On the life side, SCOR expects improved earnings because its COVID-19-related losses are abating, the rating agency added, which was the main reason for increased mortality claims in the US. Also, rising interest rates help life reinsurers to gradually improve investment income.

S&P believes that SCOR’s relatively shorter duration investment portfolio will help improve its investment yield. At December 31, 2022, the company’s reinvestment yield improved to 4.9% from 2.1% in 2021.

“The group proposed a dividend of about €250 million for 2022 and we believe this will lead to a reduction in capital adequacy to ‘AA’ from the ‘AAA’ range during the forecast period through 2024,” the rating agency noted.

It added: “In our view, SCOR’s underwriting results will improve in 2023-2024, benefiting from hardening reinsurance pricing, with a combined ratio of 95%-98% including a natural catastrophe load of 8 percentage points.
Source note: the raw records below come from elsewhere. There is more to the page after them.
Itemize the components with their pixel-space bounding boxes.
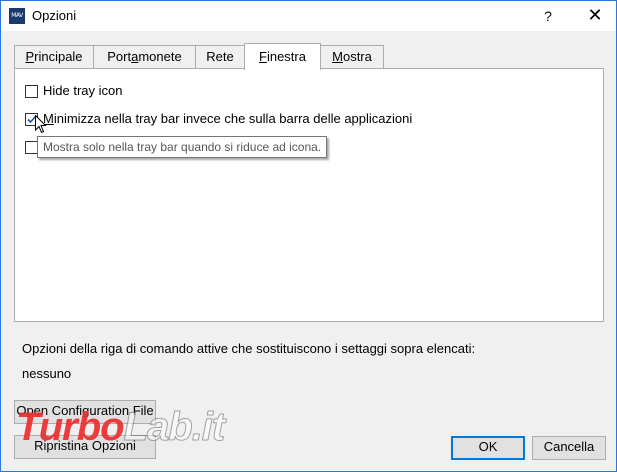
tab-rete[interactable]: Rete xyxy=(195,45,245,68)
option-label: Minimizza nella tray bar invece che sull… xyxy=(43,111,413,126)
window-title: Opzioni xyxy=(32,8,77,23)
cmdline-info-label: Opzioni della riga di comando attive che… xyxy=(22,341,476,356)
tooltip: Mostra solo nella tray bar quando si rid… xyxy=(37,136,328,158)
mouse-pointer-icon xyxy=(35,115,47,134)
tab-principale[interactable]: Principale xyxy=(14,45,94,68)
close-button[interactable]: ✕ xyxy=(574,1,616,31)
ok-button[interactable]: OK xyxy=(451,436,525,460)
tab-mostra[interactable]: Mostra xyxy=(320,45,384,68)
app-icon: MAV xyxy=(9,8,25,24)
tab-portamonete[interactable]: Portamonete xyxy=(93,45,196,68)
cmdline-value: nessuno xyxy=(22,366,72,381)
turbolab-watermark: TurboLab.it xyxy=(16,405,226,450)
title-bar[interactable]: MAV Opzioni ? ✕ xyxy=(1,1,616,31)
cancel-button[interactable]: Cancella xyxy=(532,436,606,460)
help-button[interactable]: ? xyxy=(531,1,565,31)
tab-finestra[interactable]: Finestra xyxy=(244,43,321,70)
options-dialog: MAV Opzioni ? ✕ Principale Portamonete R… xyxy=(0,0,617,472)
option-label: Hide tray icon xyxy=(43,83,123,98)
checkbox-hide-tray-icon[interactable] xyxy=(25,85,38,98)
tab-panel-finestra: Hide tray icon Minimizza nella tray bar … xyxy=(14,68,604,322)
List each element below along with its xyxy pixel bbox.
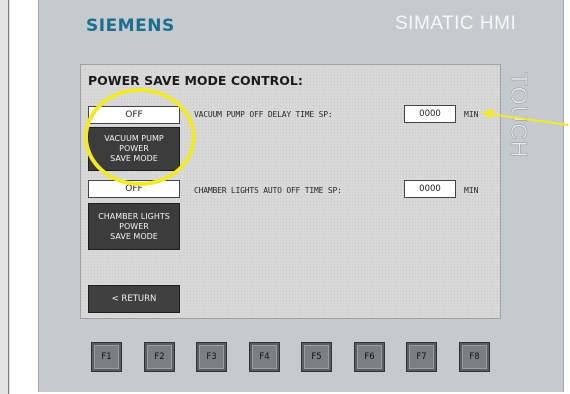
f8-key[interactable]: F8 xyxy=(459,342,490,372)
button-line: POWER xyxy=(119,221,149,231)
f6-key[interactable]: F6 xyxy=(354,342,385,372)
f7-key[interactable]: F7 xyxy=(406,342,437,372)
siemens-logo: SIEMENS xyxy=(86,16,175,36)
f6-key-label: F6 xyxy=(357,345,382,369)
chamber-lights-power-save-button[interactable]: CHAMBER LIGHTS POWER SAVE MODE xyxy=(88,203,180,250)
button-line: SAVE MODE xyxy=(110,231,158,241)
f5-key[interactable]: F5 xyxy=(301,342,332,372)
chamber-lights-off-label: CHAMBER LIGHTS AUTO OFF TIME SP: xyxy=(194,186,342,195)
chamber-lights-off-unit: MIN xyxy=(464,186,479,195)
f5-key-label: F5 xyxy=(304,345,329,369)
f2-key[interactable]: F2 xyxy=(144,342,175,372)
f1-key-label: F1 xyxy=(94,345,119,369)
f1-key[interactable]: F1 xyxy=(91,342,122,372)
f4-key-label: F4 xyxy=(252,345,277,369)
f3-key-label: F3 xyxy=(199,345,224,369)
left-divider xyxy=(8,0,9,394)
chamber-lights-off-input[interactable]: 0000 xyxy=(404,180,456,198)
pointer-arrow xyxy=(482,108,569,126)
page-title: POWER SAVE MODE CONTROL: xyxy=(88,73,303,88)
return-button[interactable]: < RETURN xyxy=(88,285,180,313)
vacuum-pump-delay-input[interactable]: 0000 xyxy=(404,105,456,123)
vacuum-pump-delay-label: VACUUM PUMP OFF DELAY TIME SP: xyxy=(194,110,333,119)
button-line: CHAMBER LIGHTS xyxy=(98,211,170,221)
f2-key-label: F2 xyxy=(147,345,172,369)
f8-key-label: F8 xyxy=(462,345,487,369)
simatic-hmi-label: SIMATIC HMI xyxy=(395,13,517,34)
highlight-circle xyxy=(84,88,196,186)
f3-key[interactable]: F3 xyxy=(196,342,227,372)
f4-key[interactable]: F4 xyxy=(249,342,280,372)
f7-key-label: F7 xyxy=(409,345,434,369)
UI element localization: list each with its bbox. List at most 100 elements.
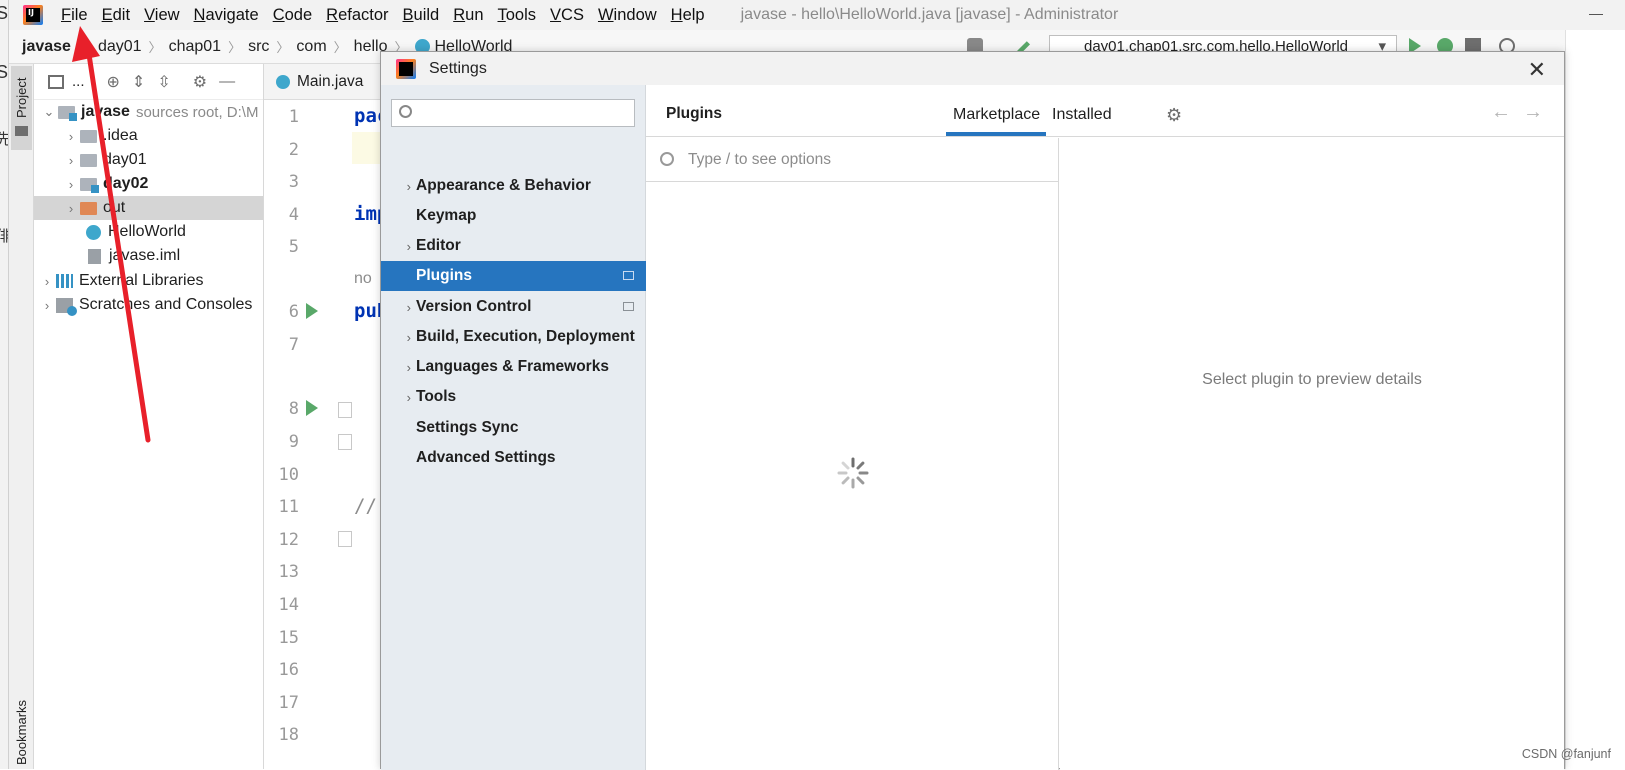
- breadcrumb-item[interactable]: src: [248, 38, 269, 56]
- chevron-right-icon[interactable]: ›: [38, 274, 56, 289]
- edge-char: 先: [0, 128, 9, 149]
- tree-item-root[interactable]: ⌄ javase sources root, D:\M: [40, 100, 258, 124]
- tree-item-scratches[interactable]: › Scratches and Consoles: [38, 293, 252, 317]
- nav-version-control[interactable]: › Version Control: [381, 292, 646, 322]
- tree-item-helloworld[interactable]: HelloWorld: [86, 220, 186, 244]
- intellij-logo-icon[interactable]: IJ: [23, 5, 43, 25]
- project-tool-tab[interactable]: Project: [11, 66, 32, 150]
- menu-build[interactable]: Build: [403, 6, 440, 25]
- menu-help[interactable]: Help: [671, 6, 705, 25]
- chevron-right-icon: 〉: [149, 37, 162, 56]
- edge-char: S: [0, 3, 8, 24]
- tab-marketplace[interactable]: Marketplace: [953, 106, 1040, 124]
- chevron-right-icon: ›: [381, 239, 416, 254]
- collapse-all-icon[interactable]: ⇳: [157, 72, 170, 92]
- library-icon: [56, 274, 73, 288]
- expand-all-icon[interactable]: ⇕: [132, 72, 145, 92]
- menu-window[interactable]: Window: [598, 6, 657, 25]
- breadcrumb-item[interactable]: chap01: [169, 38, 222, 56]
- gear-icon[interactable]: ⚙: [193, 72, 207, 92]
- breadcrumb-item[interactable]: com: [296, 38, 326, 56]
- folder-icon: [80, 154, 97, 167]
- menu-run[interactable]: Run: [453, 6, 483, 25]
- hide-icon[interactable]: —: [219, 73, 235, 91]
- nav-tools[interactable]: › Tools: [381, 382, 646, 412]
- nav-appearance-behavior[interactable]: › Appearance & Behavior: [381, 171, 646, 201]
- breadcrumb-item[interactable]: javase: [22, 38, 71, 56]
- menu-code[interactable]: Code: [273, 6, 312, 25]
- back-arrow-icon[interactable]: ←: [1491, 101, 1511, 124]
- tree-item-iml[interactable]: javase.iml: [88, 244, 180, 268]
- menu-bar: IJ File Edit View Navigate Code Refactor…: [9, 0, 1625, 30]
- line-number: 15: [269, 628, 299, 648]
- line-number: 1: [269, 107, 299, 127]
- line-number: 13: [269, 562, 299, 582]
- nav-keymap[interactable]: Keymap: [381, 201, 646, 231]
- run-method-icon[interactable]: [306, 400, 318, 416]
- forward-arrow-icon[interactable]: →: [1523, 101, 1543, 124]
- nav-plugins[interactable]: Plugins: [381, 261, 646, 291]
- nav-languages-frameworks[interactable]: › Languages & Frameworks: [381, 352, 646, 382]
- fold-icon[interactable]: [338, 531, 352, 547]
- edge-char: S: [0, 62, 8, 83]
- line-number: 14: [269, 595, 299, 615]
- window-icon: [48, 75, 64, 89]
- tree-item-day02[interactable]: › day02: [62, 172, 148, 196]
- editor-gutter: 1 2 3 4 5 6 7 8 9 10 11 12 13 14 15 16 1…: [264, 100, 352, 769]
- project-tab-label: Project: [14, 78, 29, 118]
- intellij-logo-icon: [396, 59, 416, 79]
- menu-edit[interactable]: Edit: [102, 6, 130, 25]
- nav-settings-sync[interactable]: Settings Sync: [381, 413, 646, 443]
- settings-title: Settings: [429, 60, 487, 78]
- editor-tab-main-java[interactable]: Main.java: [297, 73, 363, 91]
- scratches-icon: [56, 298, 73, 313]
- chevron-right-icon: ›: [381, 300, 416, 315]
- nav-build-execution-deployment[interactable]: › Build, Execution, Deployment: [381, 322, 646, 352]
- chevron-right-icon: ›: [381, 390, 416, 405]
- project-view-selector[interactable]: ...: [72, 73, 85, 90]
- crosshair-icon[interactable]: ⊕: [107, 72, 120, 92]
- tab-installed[interactable]: Installed: [1052, 106, 1112, 124]
- tool-window-strip: Project Bookmarks: [9, 64, 34, 769]
- menu-tools[interactable]: Tools: [498, 6, 537, 25]
- menu-view[interactable]: View: [144, 6, 179, 25]
- edge-char: 俳: [0, 225, 9, 246]
- menu-refactor[interactable]: Refactor: [326, 6, 388, 25]
- nav-advanced-settings[interactable]: Advanced Settings: [381, 443, 646, 473]
- chevron-right-icon[interactable]: ›: [62, 201, 80, 216]
- chevron-right-icon[interactable]: ›: [62, 129, 80, 144]
- minimize-icon[interactable]: [1589, 14, 1603, 15]
- chevron-right-icon[interactable]: ›: [38, 298, 56, 313]
- watermark: CSDN @fanjunf: [1522, 747, 1611, 761]
- menu-file[interactable]: File: [61, 6, 88, 25]
- tree-item-day01[interactable]: › day01: [62, 148, 147, 172]
- line-number: 12: [269, 530, 299, 550]
- menu-vcs[interactable]: VCS: [550, 6, 584, 25]
- fold-icon[interactable]: [338, 402, 352, 418]
- plugin-search-box[interactable]: [646, 138, 1058, 182]
- settings-search-box[interactable]: [391, 99, 635, 127]
- menu-navigate[interactable]: Navigate: [194, 6, 259, 25]
- fold-icon[interactable]: [338, 434, 352, 450]
- line-number: 4: [269, 205, 299, 225]
- breadcrumb-item[interactable]: day01: [98, 38, 142, 56]
- code-area[interactable]: pac imp no pub //: [352, 100, 381, 769]
- editor-tab-bar: Main.java: [264, 64, 381, 100]
- chevron-right-icon[interactable]: ›: [62, 177, 80, 192]
- line-number: 3: [269, 172, 299, 192]
- gear-icon[interactable]: ⚙: [1166, 105, 1182, 126]
- bookmarks-tool-tab[interactable]: Bookmarks: [11, 670, 32, 769]
- run-main-icon[interactable]: [306, 303, 318, 319]
- nav-editor[interactable]: › Editor: [381, 231, 646, 261]
- settings-search-input[interactable]: [420, 103, 625, 123]
- project-tool-window: ... ⊕ ⇕ ⇳ ⚙ — ⌄ javase sources root, D:\…: [34, 64, 264, 769]
- chevron-down-icon[interactable]: ⌄: [40, 104, 58, 120]
- tree-item-idea[interactable]: › .idea: [62, 124, 138, 148]
- close-icon[interactable]: ✕: [1528, 57, 1546, 83]
- code-line: pac: [354, 105, 381, 127]
- tree-item-external-libraries[interactable]: › External Libraries: [38, 269, 204, 293]
- module-folder-icon: [80, 178, 97, 191]
- chevron-right-icon[interactable]: ›: [62, 153, 80, 168]
- plugin-search-input[interactable]: [688, 148, 1048, 172]
- tree-item-out[interactable]: › out: [34, 196, 263, 220]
“We believe that the group’s leverage ratio will remain below 40% and its fixed-charge coverage will be temporarily below 4x for 2022, before recovering to above 5x over 2023-2024.”

Finally, S&P noted that SCOR’s stable outlook reflects the agency’s belief that management actions will likely return the group to underwriting and overall profitability in 2023 while maintaining its market positions in life and P/C reinsurance.

It also noted that S&P is unlikely to upgrade SCOR in the next two years. However, it could consider a positive rating action if, in addition to the group’s capital adequacy improving to ‘AAA’, its underwriting performance sustainably strengthens with a combined ratio below 95%, which would translate into a return on equity above that of ‘A+’ rated peers.

This, according to S&P, would demonstrate that SCOR can translate its very strong competitive position into earnings in line with those of ‘AA-‘ rated peers.